When it comes to text analysis, web scraping plays a crucial role in gathering a substantial amount of data from various online sources. Each website has its unique structure and requires us to employ a combination of foundational methods and flexible approaches to extract the desired information. In our previous blog post Web Scraping for Text Data & Progress Update (by Group "Next Level Pro"), we discussed some of these methods. However, as we delved deeper into our text analysis journey, we encountered new challenges that demanded innovative solutions. In this blog post, we aim to share our experiences, highlighting the problems we faced and the strategies we devised to overcome them. We hope that our insights will inspire and guide others who embark on similar endeavors.

Code Structure for Extracting Data by Selenium

Note: Before using the code provided in this section, make sure to import the required packages.

import time, random
from selenium.webdriver.chrome.service import Service
from selenium import webdriver
from bs4 import BeautifulSoup
import re

For some websites, the Requests package may not be useful because of JavaScript.
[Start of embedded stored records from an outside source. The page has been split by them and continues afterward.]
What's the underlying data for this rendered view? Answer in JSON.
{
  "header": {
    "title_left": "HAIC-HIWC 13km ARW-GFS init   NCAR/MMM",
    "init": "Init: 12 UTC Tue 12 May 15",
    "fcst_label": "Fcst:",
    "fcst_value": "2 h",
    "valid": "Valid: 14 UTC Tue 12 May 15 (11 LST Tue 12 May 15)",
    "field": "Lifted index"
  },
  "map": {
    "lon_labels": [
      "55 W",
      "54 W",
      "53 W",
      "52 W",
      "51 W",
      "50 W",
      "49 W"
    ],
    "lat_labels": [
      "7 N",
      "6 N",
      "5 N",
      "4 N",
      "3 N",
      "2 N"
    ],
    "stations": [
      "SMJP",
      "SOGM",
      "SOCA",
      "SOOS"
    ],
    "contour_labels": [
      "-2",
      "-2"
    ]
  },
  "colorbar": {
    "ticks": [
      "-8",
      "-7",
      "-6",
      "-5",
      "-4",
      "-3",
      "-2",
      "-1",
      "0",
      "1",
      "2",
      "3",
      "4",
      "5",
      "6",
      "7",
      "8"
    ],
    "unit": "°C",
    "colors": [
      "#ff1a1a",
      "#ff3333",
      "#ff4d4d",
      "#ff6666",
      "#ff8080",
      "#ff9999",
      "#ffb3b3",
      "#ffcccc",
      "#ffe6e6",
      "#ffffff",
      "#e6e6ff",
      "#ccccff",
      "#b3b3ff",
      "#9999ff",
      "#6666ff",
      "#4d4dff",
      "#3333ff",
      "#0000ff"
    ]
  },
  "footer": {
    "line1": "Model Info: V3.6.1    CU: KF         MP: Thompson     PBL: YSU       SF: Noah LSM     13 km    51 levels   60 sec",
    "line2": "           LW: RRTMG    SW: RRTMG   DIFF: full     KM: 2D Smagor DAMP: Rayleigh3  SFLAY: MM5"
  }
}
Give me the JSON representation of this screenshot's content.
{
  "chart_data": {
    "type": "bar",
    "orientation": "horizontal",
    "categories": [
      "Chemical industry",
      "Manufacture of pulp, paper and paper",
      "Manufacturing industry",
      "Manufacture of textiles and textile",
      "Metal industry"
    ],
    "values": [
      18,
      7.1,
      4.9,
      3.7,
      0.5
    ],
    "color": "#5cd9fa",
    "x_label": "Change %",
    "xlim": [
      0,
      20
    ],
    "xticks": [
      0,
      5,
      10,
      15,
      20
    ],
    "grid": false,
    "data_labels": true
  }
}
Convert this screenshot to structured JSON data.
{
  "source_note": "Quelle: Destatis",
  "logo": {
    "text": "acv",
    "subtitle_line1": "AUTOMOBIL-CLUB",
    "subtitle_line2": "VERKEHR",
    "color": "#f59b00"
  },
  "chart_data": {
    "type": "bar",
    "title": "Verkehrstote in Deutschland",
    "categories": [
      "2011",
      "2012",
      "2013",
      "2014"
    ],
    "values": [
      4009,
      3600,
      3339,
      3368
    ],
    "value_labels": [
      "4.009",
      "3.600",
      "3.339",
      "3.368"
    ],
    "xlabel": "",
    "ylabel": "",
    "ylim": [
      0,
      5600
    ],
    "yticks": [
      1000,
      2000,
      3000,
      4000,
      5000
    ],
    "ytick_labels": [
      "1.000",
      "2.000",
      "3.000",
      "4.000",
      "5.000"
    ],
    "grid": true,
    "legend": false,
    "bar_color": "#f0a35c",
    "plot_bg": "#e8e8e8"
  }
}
Selenium is good to get the same information as we inspect the page in our browser. Here we show an illustration about how to extract the final HTML version of the website using Selenium.

When searching for Nvidia-related news on the CNN website, the manually opened page's URL is as follows : https://edition.cnn.com/search?q=nvidia&from=0&size=10&page=1&sort=relevance&types=all&section=. Based on this structure, by changing the "from" and "page" values, we can generate multiple page links and perform batch scraping using a for loop. The sample code is shown below:

HTMLs = []

start = time.time()

for i in range(100):
    from_ = str(10*i)
    page = str(i + 1)

    service = Service(executable_path="C:\Program Files\Google\Chrome\Application\chromedriver-win64\chromedriver.exe")
    options = webdriver.ChromeOptions()

    driver = webdriver.Chrome(service=service, options=options)
    url = "https://edition.cnn.com/search?q=nvidia&from=" + from_ + "&size=10&page=" + page +\
        "&sort=relevance&types=all&section="
    driver.get(url)
    time.sleep(20)
    innerHTML = driver.execute_script("return document.body.innerHTML")
    HTMLs.append(innerHTML)

    if i%5 == 0:
        print(i/100, 'completed')

    time.sleep(random.random())

end = time.time()
print((end-start)/60)

Then, with the 100 HTML content, by inspecting common structure and feature on every page, we can apply BeautifulSoup and regular expression to get the information we want with another loop.

links = []
titles = []
dates = []
descriptions = []

for html in HTMLs:
    linkpattern = r'headline.*?data-zjs-href="([^"]+)".*?data-zjs-component_position='
    links += re.findall(linkpattern, html)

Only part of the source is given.